What Audio Format Did the PlayStation Use for Cutscenes

The original PlayStation relied on specific compression standards to handle audio within cinematic sequences due to the bandwidth limitations of CD-ROM technology. This article explains the use of ADPCM encoding within CD-XA sectors that allowed the console to stream sound alongside pre-rendered video files during gameplay cutscenes.

When the Sony PlayStation launched in 1994, it utilized CD-ROM media which offered significant storage capacity compared to cartridges, but still faced data transfer rate constraints. To accommodate full-motion video (FMV) cutscenes, developers needed an audio format that was compact enough to share bandwidth with video data. The system primarily employed Adaptive Differential Pulse Code Modulation (ADPCM) for this purpose. This compression method reduced the size of audio files significantly compared to uncompressed PCM audio, allowing for smoother playback without overwhelming the console’s data bus.

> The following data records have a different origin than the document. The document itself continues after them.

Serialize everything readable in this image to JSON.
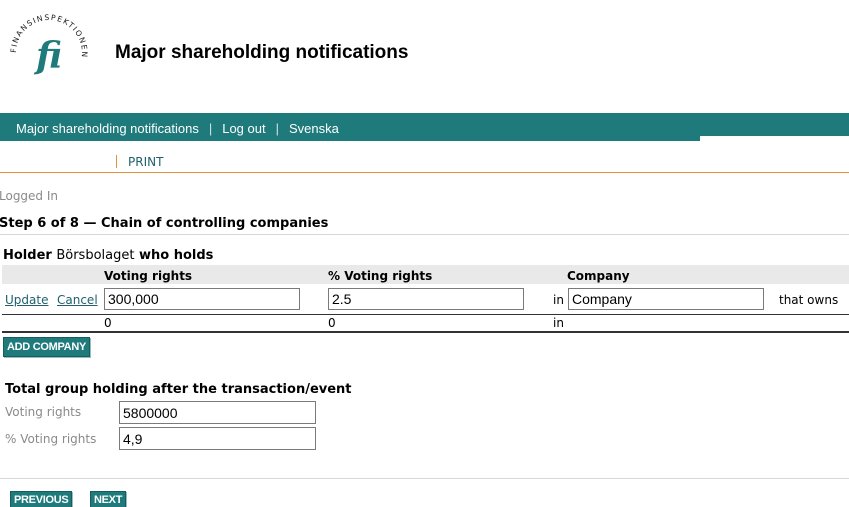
{
  "header": {
    "logo_text": "FINANSINSPEKTIONEN",
    "logo_monogram": "fi",
    "title": "Major shareholding notifications"
  },
  "nav": {
    "items": [
      "Major shareholding notifications",
      "Log out",
      "Svenska"
    ],
    "separator": "|"
  },
  "print_label": "PRINT",
  "status": "Logged In",
  "step_title": "Step 6 of 8 — Chain of controlling companies",
  "holder": {
    "prefix": "Holder",
    "name": "Börsbolaget",
    "suffix": "who holds"
  },
  "table": {
    "headers": [
      "Voting rights",
      "% Voting rights",
      "Company"
    ],
    "edit_row": {
      "update_label": "Update",
      "cancel_label": "Cancel",
      "voting_rights": "300,000",
      "pct_voting_rights": "2.5",
      "in_label": "in",
      "company": "Company",
      "trailing": "that owns"
    },
    "summary_row": {
      "voting_rights": "0",
      "pct_voting_rights": "0",
      "in_label": "in"
    }
  },
  "add_company_label": "ADD COMPANY",
  "total": {
    "title": "Total group holding after the transaction/event",
    "voting_rights_label": "Voting rights",
    "voting_rights_value": "5800000",
    "pct_label": "% Voting rights",
    "pct_value": "4,9"
  },
  "buttons": {
    "previous": "PREVIOUS",
    "next": "NEXT"
  },
  "colors": {
    "brand": "#1f7a7c",
    "link": "#1f5f6e",
    "accent": "#e0913a"
  }
}
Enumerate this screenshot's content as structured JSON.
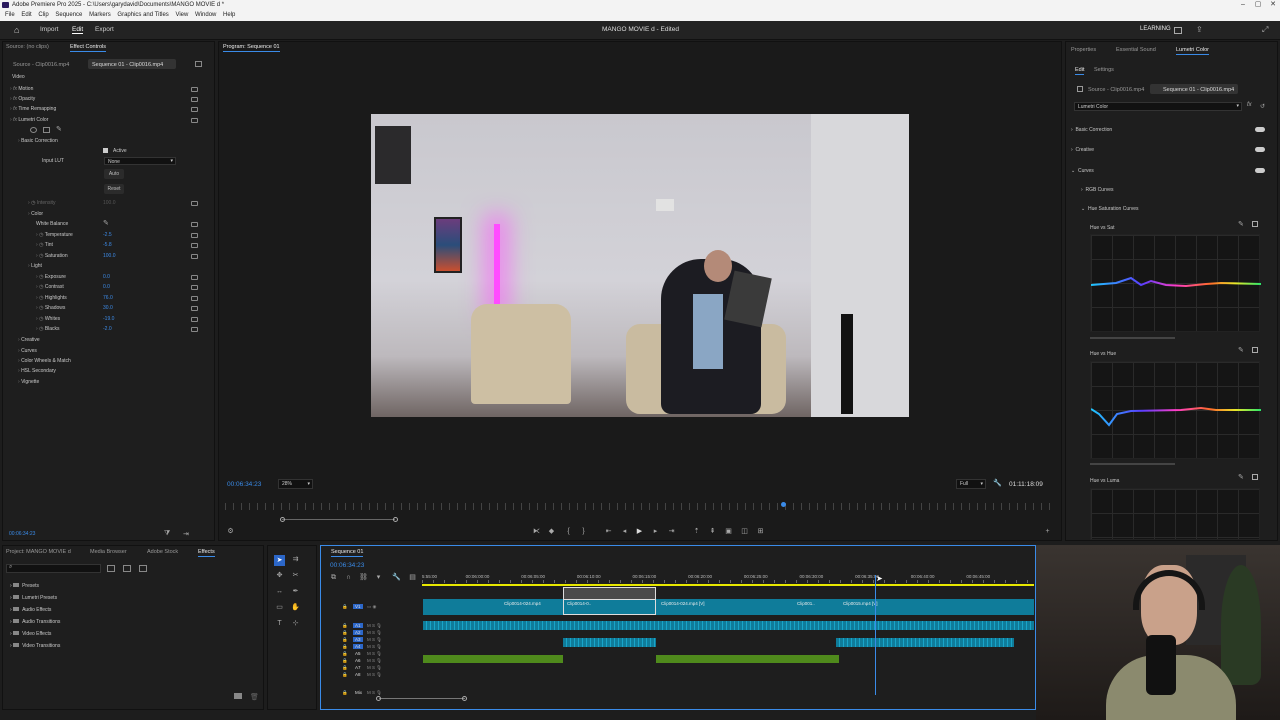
{
  "window": {
    "title": "Adobe Premiere Pro 2025 - C:\\Users\\garydavid\\Documents\\MANGO MOVIE d *"
  },
  "menu": [
    "File",
    "Edit",
    "Clip",
    "Sequence",
    "Markers",
    "Graphics and Titles",
    "View",
    "Window",
    "Help"
  ],
  "topbar": {
    "import": "Import",
    "edit": "Edit",
    "export": "Export",
    "project_title": "MANGO MOVIE d - Edited",
    "learning": "LEARNING"
  },
  "source_panel": {
    "tab1": "Source: (no clips)",
    "tab2": "Effect Controls",
    "clip_a": "Source - Clip0016.mp4",
    "clip_b": "Sequence 01 - Clip0016.mp4",
    "section_video": "Video"
  },
  "effects": [
    {
      "label": "Motion",
      "indent": 1,
      "fx": true
    },
    {
      "label": "Opacity",
      "indent": 1,
      "fx": true
    },
    {
      "label": "Time Remapping",
      "indent": 1,
      "fx": true
    },
    {
      "label": "Lumetri Color",
      "indent": 1,
      "fx": true
    },
    {
      "label": "Basic Correction",
      "indent": 2
    },
    {
      "label": "Intensity",
      "indent": 3,
      "dim": true,
      "value": "100.0"
    },
    {
      "label": "Color",
      "indent": 3
    },
    {
      "label": "White Balance",
      "indent": 4
    },
    {
      "label": "Temperature",
      "indent": 4,
      "value": "-2.5"
    },
    {
      "label": "Tint",
      "indent": 4,
      "value": "-5.8"
    },
    {
      "label": "Saturation",
      "indent": 4,
      "value": "100.0"
    },
    {
      "label": "Light",
      "indent": 3
    },
    {
      "label": "Exposure",
      "indent": 4,
      "value": "0.0"
    },
    {
      "label": "Contrast",
      "indent": 4,
      "value": "0.0"
    },
    {
      "label": "Highlights",
      "indent": 4,
      "value": "76.0"
    },
    {
      "label": "Shadows",
      "indent": 4,
      "value": "30.0"
    },
    {
      "label": "Whites",
      "indent": 4,
      "value": "-19.0"
    },
    {
      "label": "Blacks",
      "indent": 4,
      "value": "-2.0"
    },
    {
      "label": "Creative",
      "indent": 2
    },
    {
      "label": "Curves",
      "indent": 2
    },
    {
      "label": "Color Wheels & Match",
      "indent": 2
    },
    {
      "label": "HSL Secondary",
      "indent": 2
    },
    {
      "label": "Vignette",
      "indent": 2
    }
  ],
  "basic": {
    "active": "Active",
    "input_lut": "Input LUT",
    "lut_value": "None",
    "auto": "Auto",
    "reset": "Reset"
  },
  "source_timecode": "00:06:34:23",
  "program": {
    "title": "Program: Sequence 01",
    "timecode": "00:06:34:23",
    "zoom": "28%",
    "quality": "Full",
    "duration": "01:11:18:09"
  },
  "lumetri": {
    "tabs": [
      "Properties",
      "Essential Sound",
      "Lumetri Color"
    ],
    "subtabs": [
      "Edit",
      "Settings"
    ],
    "clip_a": "Source - Clip0016.mp4",
    "clip_b": "Sequence 01 - Clip0016.mp4",
    "preset": "Lumetri Color",
    "sections": [
      "Basic Correction",
      "Creative",
      "Curves"
    ],
    "subsections": [
      "RGB Curves",
      "Hue Saturation Curves"
    ],
    "curves": [
      "Hue vs Sat",
      "Hue vs Hue",
      "Hue vs Luma"
    ]
  },
  "project": {
    "tabs": [
      "Project: MANGO MOVIE d",
      "Media Browser",
      "Adobe Stock",
      "Effects"
    ],
    "folders": [
      "Presets",
      "Lumetri Presets",
      "Audio Effects",
      "Audio Transitions",
      "Video Effects",
      "Video Transitions"
    ]
  },
  "timeline": {
    "tab": "Sequence 01",
    "timecode": "00:06:34:23",
    "ruler": [
      "5:55:00",
      "00:06:00:00",
      "00:06:05:00",
      "00:06:10:00",
      "00:06:15:00",
      "00:06:20:00",
      "00:06:25:00",
      "00:06:30:00",
      "00:06:35:00",
      "00:06:40:00",
      "00:06:45:00"
    ],
    "tracks": [
      "V1",
      "A1",
      "A2",
      "A3",
      "A4",
      "A5",
      "A6",
      "A7",
      "A8",
      "Mix"
    ],
    "clips": [
      "Clip0014-024.mp4",
      "Clip0014-0..",
      "Clip0014-024.mp4 [V]",
      "Clip001..",
      "Clip0015.mp4 [V]"
    ]
  },
  "colors": {
    "accent": "#3a8be8",
    "track": "#0f7c9a",
    "audio_green": "#4f8a1c"
  }
}
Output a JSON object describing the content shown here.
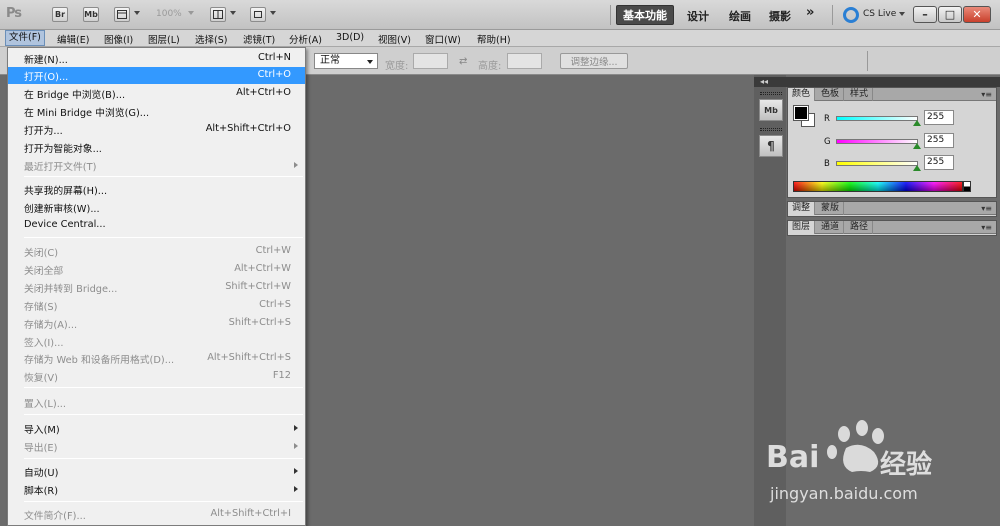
{
  "appbar": {
    "logo": "Ps",
    "bridge_btn": "Br",
    "minibridge_btn": "Mb",
    "zoom": "100%",
    "workspaces": [
      "基本功能",
      "设计",
      "绘画",
      "摄影"
    ],
    "more": "»",
    "cslive": "CS Live",
    "window_buttons": [
      "–",
      "□",
      "✕"
    ]
  },
  "menubar": {
    "items": [
      "文件(F)",
      "编辑(E)",
      "图像(I)",
      "图层(L)",
      "选择(S)",
      "滤镜(T)",
      "分析(A)",
      "3D(D)",
      "视图(V)",
      "窗口(W)",
      "帮助(H)"
    ]
  },
  "options": {
    "style_value": "正常",
    "width_label": "宽度:",
    "height_label": "高度:",
    "refine_button": "调整边缘..."
  },
  "file_menu": {
    "items": [
      {
        "label": "新建(N)...",
        "shortcut": "Ctrl+N",
        "disabled": false
      },
      {
        "label": "打开(O)...",
        "shortcut": "Ctrl+O",
        "disabled": false,
        "highlighted": true
      },
      {
        "label": "在 Bridge 中浏览(B)...",
        "shortcut": "Alt+Ctrl+O",
        "disabled": false
      },
      {
        "label": "在 Mini Bridge 中浏览(G)...",
        "shortcut": "",
        "disabled": false
      },
      {
        "label": "打开为...",
        "shortcut": "Alt+Shift+Ctrl+O",
        "disabled": false
      },
      {
        "label": "打开为智能对象...",
        "shortcut": "",
        "disabled": false
      },
      {
        "label": "最近打开文件(T)",
        "shortcut": "",
        "disabled": true,
        "submenu": true
      },
      {
        "label": "共享我的屏幕(H)...",
        "shortcut": "",
        "disabled": false
      },
      {
        "label": "创建新审核(W)...",
        "shortcut": "",
        "disabled": false
      },
      {
        "label": "Device Central...",
        "shortcut": "",
        "disabled": false
      },
      {
        "label": "关闭(C)",
        "shortcut": "Ctrl+W",
        "disabled": true
      },
      {
        "label": "关闭全部",
        "shortcut": "Alt+Ctrl+W",
        "disabled": true
      },
      {
        "label": "关闭并转到 Bridge...",
        "shortcut": "Shift+Ctrl+W",
        "disabled": true
      },
      {
        "label": "存储(S)",
        "shortcut": "Ctrl+S",
        "disabled": true
      },
      {
        "label": "存储为(A)...",
        "shortcut": "Shift+Ctrl+S",
        "disabled": true
      },
      {
        "label": "签入(I)...",
        "shortcut": "",
        "disabled": true
      },
      {
        "label": "存储为 Web 和设备所用格式(D)...",
        "shortcut": "Alt+Shift+Ctrl+S",
        "disabled": true
      },
      {
        "label": "恢复(V)",
        "shortcut": "F12",
        "disabled": true
      },
      {
        "label": "置入(L)...",
        "shortcut": "",
        "disabled": true
      },
      {
        "label": "导入(M)",
        "shortcut": "",
        "disabled": false,
        "submenu": true
      },
      {
        "label": "导出(E)",
        "shortcut": "",
        "disabled": true,
        "submenu": true
      },
      {
        "label": "自动(U)",
        "shortcut": "",
        "disabled": false,
        "submenu": true
      },
      {
        "label": "脚本(R)",
        "shortcut": "",
        "disabled": false,
        "submenu": true
      },
      {
        "label": "文件简介(F)...",
        "shortcut": "Alt+Shift+Ctrl+I",
        "disabled": true
      }
    ]
  },
  "panels": {
    "dock_icons": [
      "Mb",
      "¶"
    ],
    "color_tabs": [
      "颜色",
      "色板",
      "样式"
    ],
    "sliders": [
      {
        "label": "R",
        "value": "255"
      },
      {
        "label": "G",
        "value": "255"
      },
      {
        "label": "B",
        "value": "255"
      }
    ],
    "adjust_tabs": [
      "调整",
      "蒙版"
    ],
    "layer_tabs": [
      "图层",
      "通道",
      "路径"
    ]
  },
  "watermark": {
    "brand": "Bai",
    "brand2": "经验",
    "url": "jingyan.baidu.com"
  },
  "colors": {
    "highlight": "#3399ff",
    "workspace_active": "#4a4a4a",
    "canvas": "#6b6b6b"
  }
}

These audio streams were typically housed within CD-XA (eXtended Architecture) sectors. CD-XA allowed for the interleaving of audio, video, and data on the same track, which was crucial for synchronizing sound with visual elements in real-time. The PlayStation’s hardware decoder was designed to process this 4-bit ADPCM audio efficiently, ensuring that dialogue and sound effects during cutscenes remained synchronized with the video output. While this format resulted in a distinctively compressed sound quality compared to modern standards, it was a necessary engineering trade-off that enabled the cinematic experiences found in classic titles like Final Fantasy VII and Metal Gear Solid.